A suicide bomber has attacked a Nato military convoy in the southern Afghan province of Helmand, killing two Danish soldiers and a Czech soldier.
There has been an increase in attacks in recent months
Police say an Afghan interpreter was also killed. Correspondents say that there are conflicting reports as to whether civilians were also killed.
Earlier reports said some civilians were killed in the blast in the district of Gereshk.
There has been a sharp increase in violence in Afghanistan this year.
Suicide bombs are increasingly common.
The BBC'S Alastair Leithead says that the Nato troops were on patrol when they were attacked by the suicide bomber, who was on foot.
An eyewitness told the BBC the man was young and had detonated his explosive vest among the soldiers, who were not in vehicles.
The spokesman for the Helmand Task Force, Lt Col Simon Millar, said that the three soldiers who died all worked to co-ordinate civilian and military aid.

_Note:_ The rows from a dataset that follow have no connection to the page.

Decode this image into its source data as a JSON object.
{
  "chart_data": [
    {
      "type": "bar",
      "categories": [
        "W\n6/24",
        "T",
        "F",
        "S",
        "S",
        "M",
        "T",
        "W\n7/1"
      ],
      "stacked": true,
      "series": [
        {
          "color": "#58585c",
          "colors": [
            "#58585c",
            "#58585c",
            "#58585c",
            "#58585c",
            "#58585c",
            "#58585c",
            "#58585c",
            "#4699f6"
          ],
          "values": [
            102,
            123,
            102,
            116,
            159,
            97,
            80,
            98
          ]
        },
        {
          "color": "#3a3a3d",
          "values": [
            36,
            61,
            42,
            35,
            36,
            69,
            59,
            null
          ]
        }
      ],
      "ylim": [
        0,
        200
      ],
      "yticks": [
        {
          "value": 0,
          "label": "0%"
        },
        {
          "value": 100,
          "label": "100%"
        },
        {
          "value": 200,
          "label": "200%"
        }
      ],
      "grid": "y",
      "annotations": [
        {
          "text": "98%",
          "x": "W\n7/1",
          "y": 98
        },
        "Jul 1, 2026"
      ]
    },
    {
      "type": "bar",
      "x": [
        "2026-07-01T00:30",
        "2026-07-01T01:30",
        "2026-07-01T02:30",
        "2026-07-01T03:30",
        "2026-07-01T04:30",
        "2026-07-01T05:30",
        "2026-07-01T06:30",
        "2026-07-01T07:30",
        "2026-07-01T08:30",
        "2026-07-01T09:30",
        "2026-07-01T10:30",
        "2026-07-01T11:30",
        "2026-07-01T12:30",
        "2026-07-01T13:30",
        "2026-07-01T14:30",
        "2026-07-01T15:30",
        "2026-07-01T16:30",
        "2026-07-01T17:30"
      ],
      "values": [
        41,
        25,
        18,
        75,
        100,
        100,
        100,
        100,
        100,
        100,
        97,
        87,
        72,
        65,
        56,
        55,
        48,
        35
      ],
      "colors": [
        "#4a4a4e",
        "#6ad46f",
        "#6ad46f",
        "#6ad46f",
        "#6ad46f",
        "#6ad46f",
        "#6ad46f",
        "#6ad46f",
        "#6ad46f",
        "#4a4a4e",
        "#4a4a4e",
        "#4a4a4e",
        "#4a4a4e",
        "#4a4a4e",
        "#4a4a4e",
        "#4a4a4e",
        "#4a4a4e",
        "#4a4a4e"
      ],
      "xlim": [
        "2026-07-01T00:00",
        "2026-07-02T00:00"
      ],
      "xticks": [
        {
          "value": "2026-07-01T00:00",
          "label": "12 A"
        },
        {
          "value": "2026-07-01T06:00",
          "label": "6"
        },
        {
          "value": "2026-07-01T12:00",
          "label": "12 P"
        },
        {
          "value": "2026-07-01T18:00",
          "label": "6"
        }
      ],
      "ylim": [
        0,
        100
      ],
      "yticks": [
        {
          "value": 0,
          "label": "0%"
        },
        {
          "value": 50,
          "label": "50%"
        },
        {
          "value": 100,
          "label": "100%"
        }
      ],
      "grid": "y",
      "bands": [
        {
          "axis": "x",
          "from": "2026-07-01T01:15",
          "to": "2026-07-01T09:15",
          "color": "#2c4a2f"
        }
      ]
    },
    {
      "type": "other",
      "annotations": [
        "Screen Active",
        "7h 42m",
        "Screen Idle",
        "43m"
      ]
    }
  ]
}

Our correspondent says that there are conflicting reports of civilian casualties.
Nato and one local official say six people were injured. But the police chief says that three were killed.

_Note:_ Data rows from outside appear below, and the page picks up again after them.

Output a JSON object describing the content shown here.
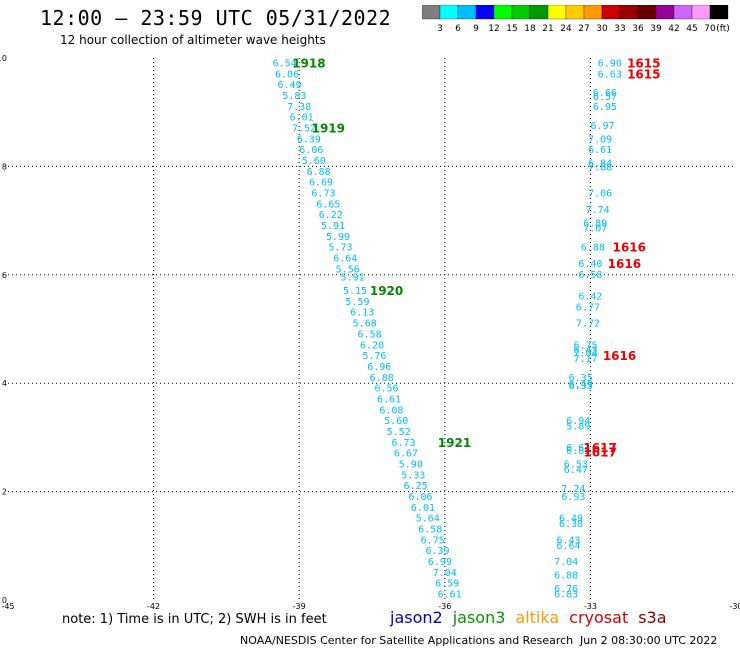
{
  "header": {
    "title": "12:00 – 23:59 UTC 05/31/2022",
    "subtitle": "12 hour collection of altimeter wave heights"
  },
  "colorbar": {
    "colors": [
      "#7f7f7f",
      "#00ffff",
      "#00bfff",
      "#0000ff",
      "#00ff00",
      "#00cc00",
      "#009900",
      "#ffff00",
      "#ffcc00",
      "#ff9900",
      "#cc0000",
      "#990000",
      "#660000",
      "#990099",
      "#cc66ff",
      "#ff99ff",
      "#000000"
    ],
    "labels": [
      "3",
      "6",
      "9",
      "12",
      "15",
      "18",
      "21",
      "24",
      "27",
      "30",
      "33",
      "36",
      "39",
      "42",
      "45",
      "70",
      "(ft)"
    ]
  },
  "chart_data": {
    "type": "scatter",
    "xlim": [
      -45,
      -30
    ],
    "ylim": [
      0,
      10
    ],
    "xticks": [
      "-45",
      "-42",
      "-39",
      "-36",
      "-33",
      "-30"
    ],
    "yticks": [
      "0",
      "2",
      "4",
      "6",
      "8",
      "10"
    ],
    "grid": true,
    "series": [
      {
        "color": "#00bfff",
        "points": [
          {
            "x": -39.3,
            "y": 9.9,
            "label": "6.54"
          },
          {
            "x": -39.25,
            "y": 9.7,
            "label": "6.06"
          },
          {
            "x": -39.2,
            "y": 9.5,
            "label": "6.49"
          },
          {
            "x": -39.1,
            "y": 9.3,
            "label": "5.83"
          },
          {
            "x": -39.0,
            "y": 9.1,
            "label": "7.38"
          },
          {
            "x": -38.95,
            "y": 8.9,
            "label": "6.01"
          },
          {
            "x": -38.9,
            "y": 8.7,
            "label": "7.52"
          },
          {
            "x": -38.8,
            "y": 8.5,
            "label": "6.39"
          },
          {
            "x": -38.75,
            "y": 8.3,
            "label": "6.06"
          },
          {
            "x": -38.7,
            "y": 8.1,
            "label": "5.60"
          },
          {
            "x": -38.6,
            "y": 7.9,
            "label": "6.88"
          },
          {
            "x": -38.55,
            "y": 7.7,
            "label": "6.69"
          },
          {
            "x": -38.5,
            "y": 7.5,
            "label": "6.73"
          },
          {
            "x": -38.4,
            "y": 7.3,
            "label": "6.65"
          },
          {
            "x": -38.35,
            "y": 7.1,
            "label": "6.22"
          },
          {
            "x": -38.3,
            "y": 6.9,
            "label": "5.91"
          },
          {
            "x": -38.2,
            "y": 6.7,
            "label": "5.99"
          },
          {
            "x": -38.15,
            "y": 6.5,
            "label": "5.73"
          },
          {
            "x": -38.05,
            "y": 6.3,
            "label": "6.64"
          },
          {
            "x": -38.0,
            "y": 6.1,
            "label": "5.56"
          },
          {
            "x": -37.9,
            "y": 5.95,
            "label": "5.91"
          },
          {
            "x": -37.85,
            "y": 5.7,
            "label": "5.15"
          },
          {
            "x": -37.8,
            "y": 5.5,
            "label": "5.59"
          },
          {
            "x": -37.7,
            "y": 5.3,
            "label": "6.13"
          },
          {
            "x": -37.65,
            "y": 5.1,
            "label": "5.68"
          },
          {
            "x": -37.55,
            "y": 4.9,
            "label": "6.58"
          },
          {
            "x": -37.5,
            "y": 4.7,
            "label": "6.20"
          },
          {
            "x": -37.45,
            "y": 4.5,
            "label": "5.76"
          },
          {
            "x": -37.35,
            "y": 4.3,
            "label": "6.96"
          },
          {
            "x": -37.3,
            "y": 4.1,
            "label": "6.88"
          },
          {
            "x": -37.2,
            "y": 3.9,
            "label": "6.56"
          },
          {
            "x": -37.15,
            "y": 3.7,
            "label": "6.61"
          },
          {
            "x": -37.1,
            "y": 3.5,
            "label": "6.08"
          },
          {
            "x": -37.0,
            "y": 3.3,
            "label": "5.60"
          },
          {
            "x": -36.95,
            "y": 3.1,
            "label": "5.52"
          },
          {
            "x": -36.85,
            "y": 2.9,
            "label": "6.73"
          },
          {
            "x": -36.8,
            "y": 2.7,
            "label": "6.67"
          },
          {
            "x": -36.7,
            "y": 2.5,
            "label": "5.90"
          },
          {
            "x": -36.65,
            "y": 2.3,
            "label": "5.33"
          },
          {
            "x": -36.6,
            "y": 2.1,
            "label": "6.25"
          },
          {
            "x": -36.5,
            "y": 1.9,
            "label": "6.06"
          },
          {
            "x": -36.45,
            "y": 1.7,
            "label": "6.01"
          },
          {
            "x": -36.35,
            "y": 1.5,
            "label": "5.64"
          },
          {
            "x": -36.3,
            "y": 1.3,
            "label": "6.58"
          },
          {
            "x": -36.25,
            "y": 1.1,
            "label": "6.75"
          },
          {
            "x": -36.15,
            "y": 0.9,
            "label": "6.39"
          },
          {
            "x": -36.1,
            "y": 0.7,
            "label": "6.99"
          },
          {
            "x": -36.0,
            "y": 0.5,
            "label": "7.04"
          },
          {
            "x": -35.95,
            "y": 0.3,
            "label": "6.59"
          },
          {
            "x": -35.9,
            "y": 0.1,
            "label": "6.61"
          }
        ]
      },
      {
        "color": "#00bfff",
        "points": [
          {
            "x": -32.6,
            "y": 9.9,
            "label": "6.90"
          },
          {
            "x": -32.6,
            "y": 9.7,
            "label": "6.63"
          },
          {
            "x": -32.7,
            "y": 9.35,
            "label": "6.66"
          },
          {
            "x": -32.7,
            "y": 9.28,
            "label": "6.57"
          },
          {
            "x": -32.7,
            "y": 9.1,
            "label": "6.95"
          },
          {
            "x": -32.75,
            "y": 8.75,
            "label": "6.97"
          },
          {
            "x": -32.8,
            "y": 8.5,
            "label": "7.09"
          },
          {
            "x": -32.8,
            "y": 8.3,
            "label": "6.61"
          },
          {
            "x": -32.8,
            "y": 8.05,
            "label": "6.84"
          },
          {
            "x": -32.8,
            "y": 7.98,
            "label": "7.88"
          },
          {
            "x": -32.8,
            "y": 7.5,
            "label": "7.06"
          },
          {
            "x": -32.85,
            "y": 7.2,
            "label": "7.74"
          },
          {
            "x": -32.9,
            "y": 6.95,
            "label": "6.89"
          },
          {
            "x": -32.9,
            "y": 6.85,
            "label": "7.07"
          },
          {
            "x": -32.95,
            "y": 6.5,
            "label": "6.88"
          },
          {
            "x": -33.0,
            "y": 6.2,
            "label": "6.40"
          },
          {
            "x": -33.0,
            "y": 6.0,
            "label": "6.58"
          },
          {
            "x": -33.0,
            "y": 5.6,
            "label": "6.42"
          },
          {
            "x": -33.05,
            "y": 5.4,
            "label": "6.77"
          },
          {
            "x": -33.05,
            "y": 5.1,
            "label": "7.72"
          },
          {
            "x": -33.1,
            "y": 4.7,
            "label": "6.75"
          },
          {
            "x": -33.1,
            "y": 4.6,
            "label": "6.43"
          },
          {
            "x": -33.1,
            "y": 4.55,
            "label": "7.04"
          },
          {
            "x": -33.1,
            "y": 4.45,
            "label": "7.17"
          },
          {
            "x": -33.2,
            "y": 4.1,
            "label": "6.35"
          },
          {
            "x": -33.2,
            "y": 3.98,
            "label": "6.49"
          },
          {
            "x": -33.2,
            "y": 3.95,
            "label": "6.33"
          },
          {
            "x": -33.25,
            "y": 3.3,
            "label": "6.94"
          },
          {
            "x": -33.25,
            "y": 3.2,
            "label": "5.89"
          },
          {
            "x": -33.25,
            "y": 2.8,
            "label": "6.61"
          },
          {
            "x": -33.25,
            "y": 2.75,
            "label": "6.82"
          },
          {
            "x": -33.3,
            "y": 2.5,
            "label": "6.53"
          },
          {
            "x": -33.3,
            "y": 2.4,
            "label": "6.47"
          },
          {
            "x": -33.35,
            "y": 2.05,
            "label": "7.24"
          },
          {
            "x": -33.35,
            "y": 1.9,
            "label": "6.93"
          },
          {
            "x": -33.4,
            "y": 1.5,
            "label": "6.49"
          },
          {
            "x": -33.4,
            "y": 1.4,
            "label": "6.38"
          },
          {
            "x": -33.45,
            "y": 1.1,
            "label": "6.43"
          },
          {
            "x": -33.45,
            "y": 1.0,
            "label": "6.64"
          },
          {
            "x": -33.5,
            "y": 0.7,
            "label": "7.04"
          },
          {
            "x": -33.5,
            "y": 0.45,
            "label": "6.88"
          },
          {
            "x": -33.5,
            "y": 0.2,
            "label": "6.76"
          },
          {
            "x": -33.5,
            "y": 0.1,
            "label": "6.83"
          }
        ]
      }
    ],
    "pass_labels": [
      {
        "text": "1918",
        "x": -38.8,
        "y": 9.9,
        "color": "#008800"
      },
      {
        "text": "1919",
        "x": -38.4,
        "y": 8.7,
        "color": "#008800"
      },
      {
        "text": "1920",
        "x": -37.2,
        "y": 5.7,
        "color": "#008800"
      },
      {
        "text": "1921",
        "x": -35.8,
        "y": 2.9,
        "color": "#008800"
      },
      {
        "text": "1615",
        "x": -31.9,
        "y": 9.9,
        "color": "#ee0000"
      },
      {
        "text": "1615",
        "x": -31.9,
        "y": 9.7,
        "color": "#ee0000"
      },
      {
        "text": "1616",
        "x": -32.2,
        "y": 6.5,
        "color": "#ee0000"
      },
      {
        "text": "1616",
        "x": -32.3,
        "y": 6.2,
        "color": "#ee0000"
      },
      {
        "text": "1616",
        "x": -32.4,
        "y": 4.5,
        "color": "#ee0000"
      },
      {
        "text": "1617",
        "x": -32.8,
        "y": 2.8,
        "color": "#ee0000"
      },
      {
        "text": "1617",
        "x": -32.8,
        "y": 2.72,
        "color": "#ee0000"
      }
    ]
  },
  "footer": {
    "note": "note:  1) Time is in UTC;  2) SWH is in feet",
    "legend": [
      {
        "label": "jason2",
        "color": "#0000cc"
      },
      {
        "label": "jason3",
        "color": "#009900"
      },
      {
        "label": "altika",
        "color": "#ff9900"
      },
      {
        "label": "cryosat",
        "color": "#dd0000"
      },
      {
        "label": "s3a",
        "color": "#880000"
      }
    ],
    "credit": "NOAA/NESDIS Center for Satellite Applications and Research",
    "timestamp": "Jun  2 08:30:00 UTC 2022"
  }
}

Insurgents have been increasingly using suicide and roadside bomb attacks to target international and Afghan security forces.
More than 450 international troops have died in Afghanistan since the beginning of 2006 - Nato has also confirmed that a Canadian soldier was killed on Sunday while on a foot patrol in neighbouring Kandahar province.
Last week, six people were killed and at least 15 injured in a car bomb attack on a coalition convoy near the airport in the capital, Kabul.
In February a car bomb in the southern city of Kandahar killed more than 100 people. It was the worst single attack since the fall of the Taleban in 2001.
A UN report published this week said there were 8,000 conflict-related deaths in 2007 - a fifth of which were civilians.